69      Or, par cet argument, le Royaume d’Espagne contredit, ainsi que l’a noté la Commission, le rapport de contrôle du 7 juillet 2010 de ses propres autorités dans lequel, ainsi qu’il a été mentionné au point 60 ci-dessus, il a été indiqué qu’une personne physique, M. R. A., et deux personnes morales, T. et E., au sein de cette organisation n’avaient pas la qualité de producteur.

70      En tout état de cause, lors de la procédure administrative, le Royaume d’Espagne n’a pas apporté de documents qui auraient permis à la Commission de parvenir à la conclusion que ces trois personnes physique et morales avaient bien la qualité de producteur.

71      Ainsi, dans sa lettre du 28 octobre 2011 et dans son courrier électronique du 13 juin 2013, le Royaume d’Espagne s’est concentré sur la répartition des droits de vote entre les différents membres de l’organisation de producteurs Tilla Huelva. En ce sens, il s’est contenté de rappeler la composition structurelle de ladite organisation de producteurs ainsi que le contenu de l’article 24, paragraphe 1, des statuts de cette organisation de producteurs, sans pour autant affirmer que l’ensemble des membres de la même organisation de producteurs étaient effectivement des producteurs.

72      En outre, contrairement à ce qu’a indiqué le Royaume d’Espagne dans la requête, il n’apparaît pas que, dans sa lettre du 18 juin 2014, faisant suite à la communication du rapport de la réunion bilatérale, il ait démontré que les membres de l’entité Tilla Huelva avaient en réalité la qualité de producteur. Il n’affirme d’ailleurs pas que ces membres ont apporté une production ou qu’ils ont rencontré des difficultés ou étaient dans une situation particulière expliquant l’absence de production de leur part.

73      Certes, dans le rapport final de l’organe de conciliation, il est mentionné que les autorités espagnoles ont indiqué que les trois membres de l’entité Tilla Huelva désignés comme étant non producteurs étaient en réalité des producteurs, mais qu’ils n’avaient pu apporter de production, car le processus de production était encore en cours ou car ils venaient d’être récemment intégrés au sein de l’organisation de producteurs. Toutefois, ladite affirmation est restée non étayée par des éléments de preuve.
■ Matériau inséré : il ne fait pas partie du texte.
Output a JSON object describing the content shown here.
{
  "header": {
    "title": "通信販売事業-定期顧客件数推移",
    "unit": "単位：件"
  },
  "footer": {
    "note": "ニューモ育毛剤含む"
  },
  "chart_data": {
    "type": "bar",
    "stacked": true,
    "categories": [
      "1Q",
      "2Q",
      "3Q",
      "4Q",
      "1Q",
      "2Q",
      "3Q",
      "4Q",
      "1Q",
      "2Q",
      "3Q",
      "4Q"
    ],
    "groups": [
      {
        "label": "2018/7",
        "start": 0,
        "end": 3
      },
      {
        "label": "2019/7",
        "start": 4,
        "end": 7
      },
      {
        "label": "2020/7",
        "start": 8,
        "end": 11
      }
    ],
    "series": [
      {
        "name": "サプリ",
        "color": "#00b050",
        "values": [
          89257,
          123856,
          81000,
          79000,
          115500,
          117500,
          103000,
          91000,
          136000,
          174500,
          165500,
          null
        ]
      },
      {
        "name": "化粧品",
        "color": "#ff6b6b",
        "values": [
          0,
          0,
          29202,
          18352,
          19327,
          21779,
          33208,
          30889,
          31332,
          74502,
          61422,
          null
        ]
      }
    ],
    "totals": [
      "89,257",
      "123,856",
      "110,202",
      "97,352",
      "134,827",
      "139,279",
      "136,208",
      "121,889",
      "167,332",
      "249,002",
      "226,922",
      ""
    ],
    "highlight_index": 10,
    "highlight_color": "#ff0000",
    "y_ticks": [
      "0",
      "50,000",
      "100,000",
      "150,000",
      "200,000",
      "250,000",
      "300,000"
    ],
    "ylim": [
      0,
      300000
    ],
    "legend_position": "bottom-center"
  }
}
Or, il appartenait au Royaume d’Espagne d’apporter de telles preuves concrètes, d’autant plus que cette affirmation ne concordait pas avec les constatations des autorités espagnoles opérées dans le rapport de contrôle du 7 juillet 2010. Dans ces circonstances, il ne saurait être reproché à la Commission de ne pas avoir donné de crédit à cette affirmation.

74      Deuxièmement, selon le Royaume d’Espagne, la seule anomalie détectée par les autorités espagnoles concernait trois entités juridiques, à savoir A. P., Ti. et B., pour lesquelles la documentation relative à leur composition et à la répartition des droits de vote n’avait pas été apportée. Cependant, dès lors que l’entité Tilla Huelva aurait demandé le retrait de la reconnaissance en tant qu’organisation de producteurs avant que l’exigence introduite par le règlement no 1182/2007 ne s’impose à elle, cette entité avait respecté les conditions de reconnaissance des organisations de producteurs jusqu’à la décision de retrait.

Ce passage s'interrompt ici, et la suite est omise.